Au fil du temps, Mayotte a peu à peu été considérée comme une collectivité de seconde classe. Il en a résulté un développement entravé de cette île, qui a conduit à des mouvements importants de la population mahoraise vers La Réunion voisine qui, elle, bénéficiait de plus d'avantages.
Toutefois, il ne faut pas le nier, le décalage culturel entre les deux sociétés, mahoraise et réunionnaise, a provoqué de réelles difficultés d'intégration et de cohabitation entre les différentes communautés à La Réunion. La départementalisation à venir peut donc constituer une chance pour tous.
En effet, une seconde collectivité forte dans l'océan Indien constitue autant d'opportunités d'ouverture et de développement pour une zone fortement touchée par les difficultés économiques et sociales. Les relations bilatérales entre La Réunion et Mayotte s'en trouveront d'autant plus renforcées. La cohabitation entre Réunionnais et Mahorais sera assurément plus apaisée. Nous pourrions alors nous limiter à cette simple vision positive, mais les interrogations demeurent nombreuses, les craintes également.
Ce nouveau statut ne doit pas se transformer en un piège politique dans lequel tout le monde s'égarerait. Ce processus doit s'accompagner, certes progressivement, des dotations nécessaires pour permettre à Mayotte de faire face à ce nouveau statut.
Au delà des questions matérielles, c'est également une réelle ambition sociétale qui doit se mettre en place. Les défis sont nombreux : l'état civil, la justice cadiale, la fiscalité, le droit de la famille. Autant de sujets qui nécessiteront une réelle politique d'accompagnement pour permettre l'émergence d'une nouvelle collectivité française dans l'océan Indien : un deuxième département dans l'océan Indien.

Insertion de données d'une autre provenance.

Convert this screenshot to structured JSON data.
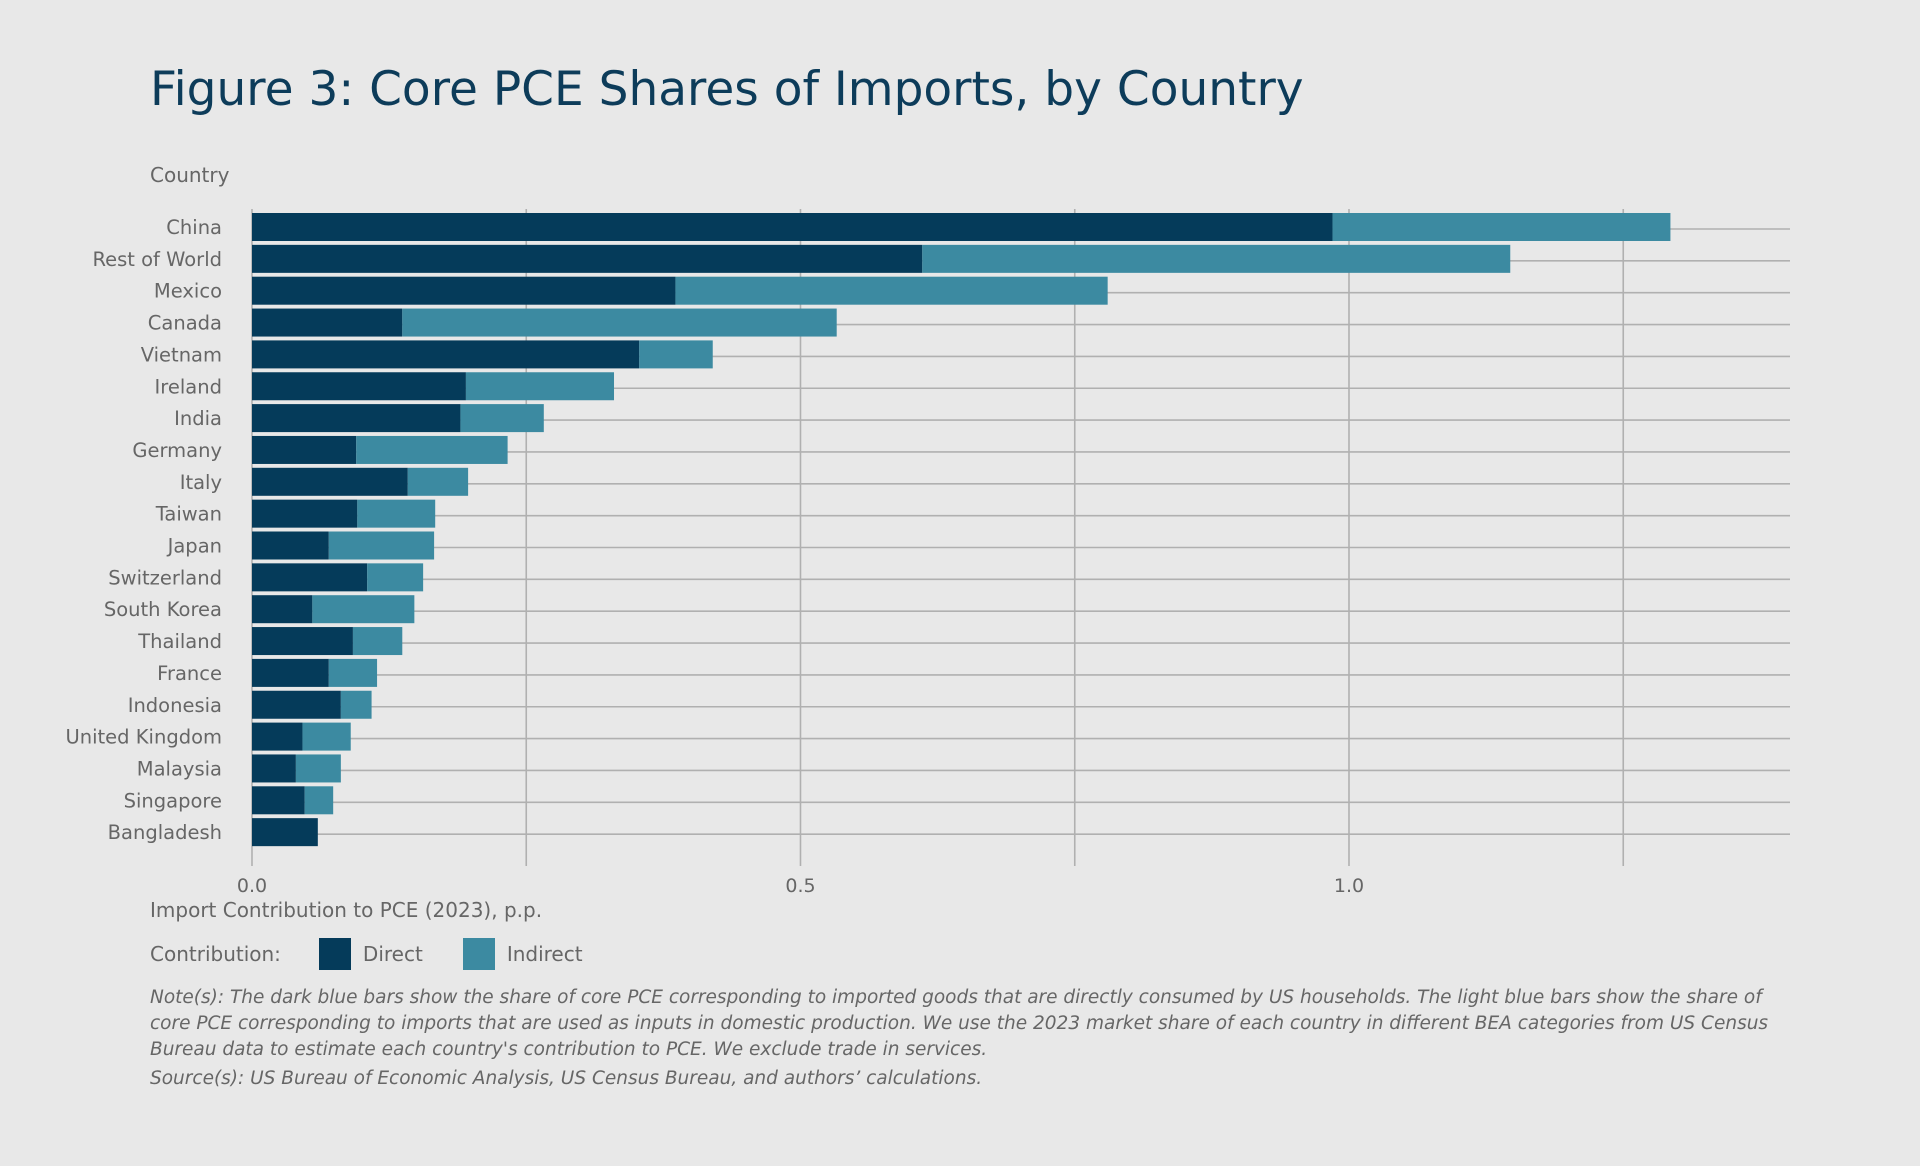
{
  "title": "Figure 3: Core PCE Shares of Imports, by Country",
  "chart_data": {
    "type": "bar",
    "orientation": "horizontal",
    "stacked": true,
    "ylabel": "Country",
    "xlabel": "Import Contribution to PCE (2023), p.p.",
    "xlim": [
      0,
      1.4
    ],
    "xticks": [
      0.0,
      0.25,
      0.5,
      0.75,
      1.0,
      1.25
    ],
    "xtick_labels": [
      "0.0",
      "",
      "0.5",
      "",
      "1.0",
      ""
    ],
    "grid": true,
    "categories": [
      "China",
      "Rest of World",
      "Mexico",
      "Canada",
      "Vietnam",
      "Ireland",
      "India",
      "Germany",
      "Italy",
      "Taiwan",
      "Japan",
      "Switzerland",
      "South Korea",
      "Thailand",
      "France",
      "Indonesia",
      "United Kingdom",
      "Malaysia",
      "Singapore",
      "Bangladesh"
    ],
    "series": [
      {
        "name": "Direct",
        "color": "#053b5a",
        "values": [
          0.985,
          0.611,
          0.386,
          0.137,
          0.353,
          0.195,
          0.19,
          0.095,
          0.142,
          0.096,
          0.07,
          0.105,
          0.055,
          0.092,
          0.07,
          0.081,
          0.046,
          0.04,
          0.048,
          0.06
        ]
      },
      {
        "name": "Indirect",
        "color": "#3c8aa1",
        "values": [
          0.308,
          0.536,
          0.394,
          0.396,
          0.067,
          0.135,
          0.076,
          0.138,
          0.055,
          0.071,
          0.096,
          0.051,
          0.093,
          0.045,
          0.044,
          0.028,
          0.044,
          0.041,
          0.026,
          0.0
        ]
      }
    ],
    "legend": {
      "title": "Contribution:",
      "placement": "bottom-left",
      "items": [
        "Direct",
        "Indirect"
      ]
    }
  },
  "note": "Note(s): The dark blue bars show the share of core PCE corresponding to imported goods that are directly consumed by US households. The light blue bars show the share of core PCE corresponding to imports that are used as inputs in domestic production. We use the 2023 market share of each country in different BEA categories from US Census Bureau data to estimate each country's contribution to PCE. We exclude trade in services.",
  "source": "Source(s): US Bureau of Economic Analysis, US Census Bureau, and authors’ calculations."
}
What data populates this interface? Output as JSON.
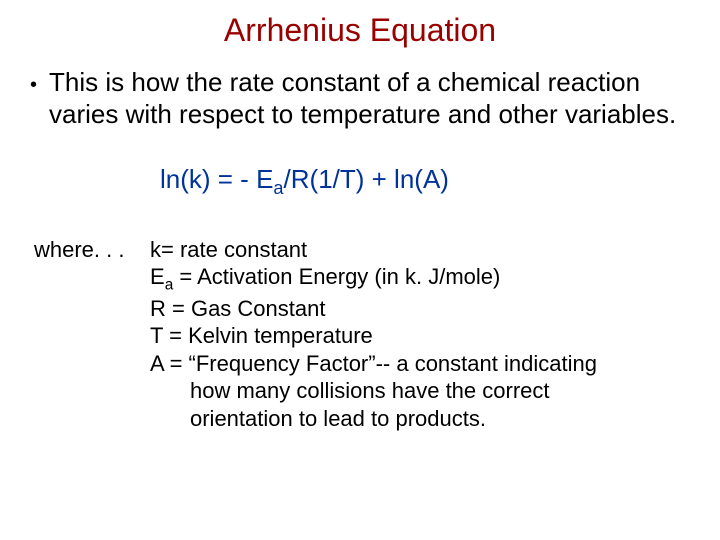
{
  "colors": {
    "title": "#990000",
    "body": "#000000",
    "equation": "#003399",
    "background": "#ffffff"
  },
  "fontsizes": {
    "title": 32,
    "body": 26,
    "definitions": 22
  },
  "title": "Arrhenius Equation",
  "bullet": "This is how the rate constant of a chemical reaction varies with respect to temperature and other variables.",
  "equation": {
    "pre": "ln(k) = - E",
    "sub": "a",
    "post": "/R(1/T) + ln(A)"
  },
  "where_label": "where. . .",
  "definitions": {
    "k": "k= rate constant",
    "Ea_pre": "E",
    "Ea_sub": "a",
    "Ea_post": " = Activation Energy (in k. J/mole)",
    "R": "R = Gas Constant",
    "T": "T = Kelvin temperature",
    "A_line1": "A = “Frequency Factor”-- a constant indicating",
    "A_line2": "how many collisions have the correct",
    "A_line3": "orientation to lead to products."
  }
}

Toutes les institutions et les infrastructures doivent être mises à niveau, car, pour ne prendre qu'un exemple, l'INSEE avoue lui-même ne pas être en mesure de nous livrer des données statistiques actualisées fiables. Le processus sera long, mais devra offrir à tous la reconnaissance de la France. A La Réunion, ce nouveau statut prendra aussi son sens pour tous ceux qui ont quitté Mayotte pour une vie meilleure.

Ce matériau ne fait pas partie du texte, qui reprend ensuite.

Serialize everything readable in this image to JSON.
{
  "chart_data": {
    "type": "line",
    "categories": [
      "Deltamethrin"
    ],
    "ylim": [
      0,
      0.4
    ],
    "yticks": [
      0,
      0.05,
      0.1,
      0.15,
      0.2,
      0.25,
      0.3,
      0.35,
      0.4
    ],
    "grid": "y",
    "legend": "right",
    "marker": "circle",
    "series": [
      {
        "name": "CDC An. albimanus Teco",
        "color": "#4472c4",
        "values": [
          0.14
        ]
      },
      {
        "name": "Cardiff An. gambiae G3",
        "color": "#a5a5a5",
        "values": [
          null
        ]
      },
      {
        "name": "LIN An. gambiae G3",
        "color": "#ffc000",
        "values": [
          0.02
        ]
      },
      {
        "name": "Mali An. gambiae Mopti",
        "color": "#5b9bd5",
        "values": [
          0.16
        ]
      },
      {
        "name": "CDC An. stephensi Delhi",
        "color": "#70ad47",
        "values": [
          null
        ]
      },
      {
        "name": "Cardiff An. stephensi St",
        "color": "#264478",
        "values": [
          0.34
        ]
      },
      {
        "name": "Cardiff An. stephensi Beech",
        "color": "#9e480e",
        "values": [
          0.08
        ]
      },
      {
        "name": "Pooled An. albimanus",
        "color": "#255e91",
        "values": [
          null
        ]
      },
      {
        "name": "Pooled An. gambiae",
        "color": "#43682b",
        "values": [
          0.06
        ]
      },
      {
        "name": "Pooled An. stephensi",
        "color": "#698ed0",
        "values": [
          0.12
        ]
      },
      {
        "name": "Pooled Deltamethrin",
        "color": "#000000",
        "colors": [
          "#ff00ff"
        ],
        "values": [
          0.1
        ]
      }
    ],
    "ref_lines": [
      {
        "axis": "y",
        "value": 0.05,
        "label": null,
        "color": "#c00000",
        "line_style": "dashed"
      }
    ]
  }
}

Un nouveau statut impose non seulement de nouveaux droits, mais aussi une responsabilité partagée. La Réunion ne saurait ignorer cette évolution. Dans notre île, les Mahorais sont de plus en plus nombreux à venir chercher une vie meilleure pour eux et leurs enfants. Ils y viennent parce que notre île est le territoire français le plus proche, parce que les conditions de logements sont meilleures que chez eux, parce que, disons le franchement, sans hypocrisie, les prestations sociales y sont plus avantageuses, parce que l'on peut mieux s'y former.
Répondre à leurs attentes, c'est répondre aux besoins d'une population qui a toujours marqué son attachement à la France. Il faut clarifier sa situation et lui offrir de vraies perspectives à Mayotte, à La Réunion et en métropole.

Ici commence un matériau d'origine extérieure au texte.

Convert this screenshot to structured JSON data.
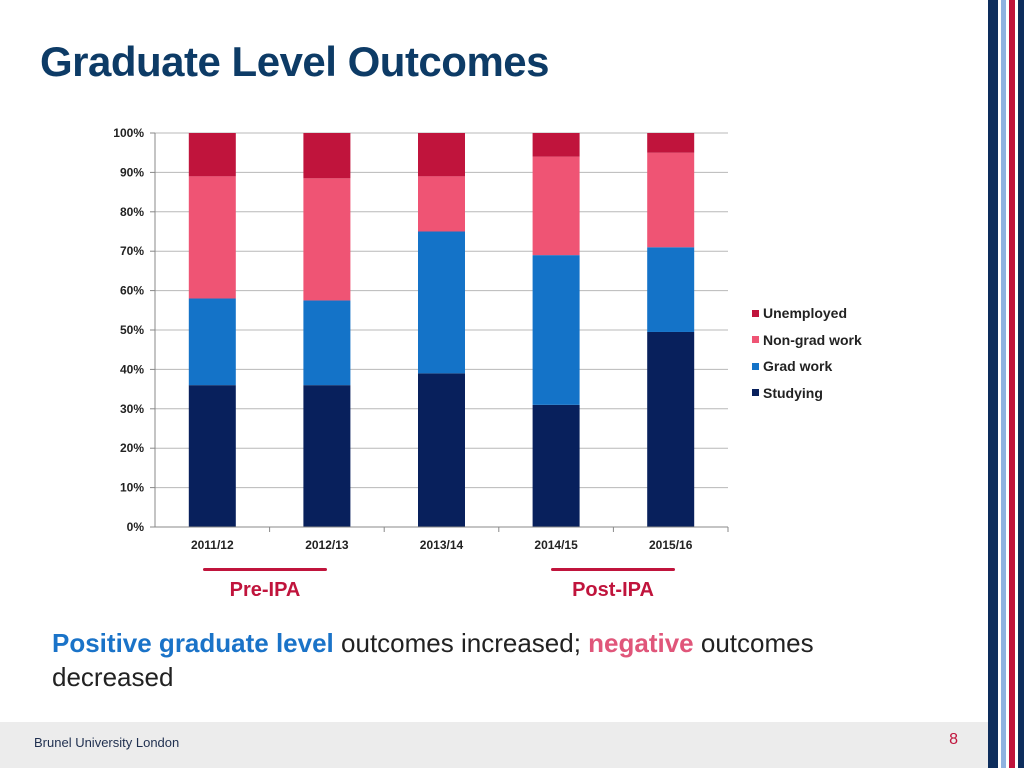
{
  "slide": {
    "title": "Graduate Level Outcomes",
    "footer_org": "Brunel University London",
    "page_number": "8"
  },
  "periods": [
    {
      "label": "Pre-IPA"
    },
    {
      "label": "Post-IPA"
    }
  ],
  "summary": {
    "positive": "Positive graduate level",
    "mid": " outcomes increased; ",
    "negative": "negative",
    "end": " outcomes decreased"
  },
  "colors": {
    "studying": "#08205c",
    "grad_work": "#1473c8",
    "non_grad_work": "#ef5474",
    "unemployed": "#c0143c",
    "title": "#0d3b66",
    "accent_red": "#c0143c"
  },
  "chart_data": {
    "type": "bar",
    "stacked": true,
    "categories": [
      "2011/12",
      "2012/13",
      "2013/14",
      "2014/15",
      "2015/16"
    ],
    "series": [
      {
        "name": "Studying",
        "values": [
          36,
          36,
          39,
          31,
          49.5
        ]
      },
      {
        "name": "Grad work",
        "values": [
          22,
          21.5,
          36,
          38,
          21.5
        ]
      },
      {
        "name": "Non-grad work",
        "values": [
          31,
          31,
          14,
          25,
          24
        ]
      },
      {
        "name": "Unemployed",
        "values": [
          11,
          11.5,
          11,
          6,
          5
        ]
      }
    ],
    "legend_order": [
      "Unemployed",
      "Non-grad work",
      "Grad work",
      "Studying"
    ],
    "yticks": [
      "0%",
      "10%",
      "20%",
      "30%",
      "40%",
      "50%",
      "60%",
      "70%",
      "80%",
      "90%",
      "100%"
    ],
    "ylim": [
      0,
      100
    ],
    "grid": true,
    "legend_position": "right"
  }
}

Par ailleurs, cette évolution politique ne saurait ignorer l'environnement régional de Mayotte. Eu égard à la réalité historique, la France ne peut pas s'affranchir d'une vraie politique de co-développement dans l'archipel des Comores, voire dans la zone sud de l'océan Indien. Elle doit faire face à ses responsabilités. Rien ne devra se faire dans la précipitation ni dans l'improvisation.
C'est pour cela que je prends la parole dans cet hémicycle afin de vous rappeler que au-delà du statut, c'est une politique ambitieuse de développement qu'il faut engager, pour une zone qui en a réellement besoin, et qui est pleine de potentialités. Ensemble et par ce biais, nous pourrons voir émerger des économies insulaires stables et efficaces, pour le profit de tous. Ce sera, madame la ministre, l'une des conditions de la réussite de votre et, je l'espère, de notre projet de départementalisation. (Applaudissements sur les bancs du groupe SRC et sur quelques bancs du groupe UMP.)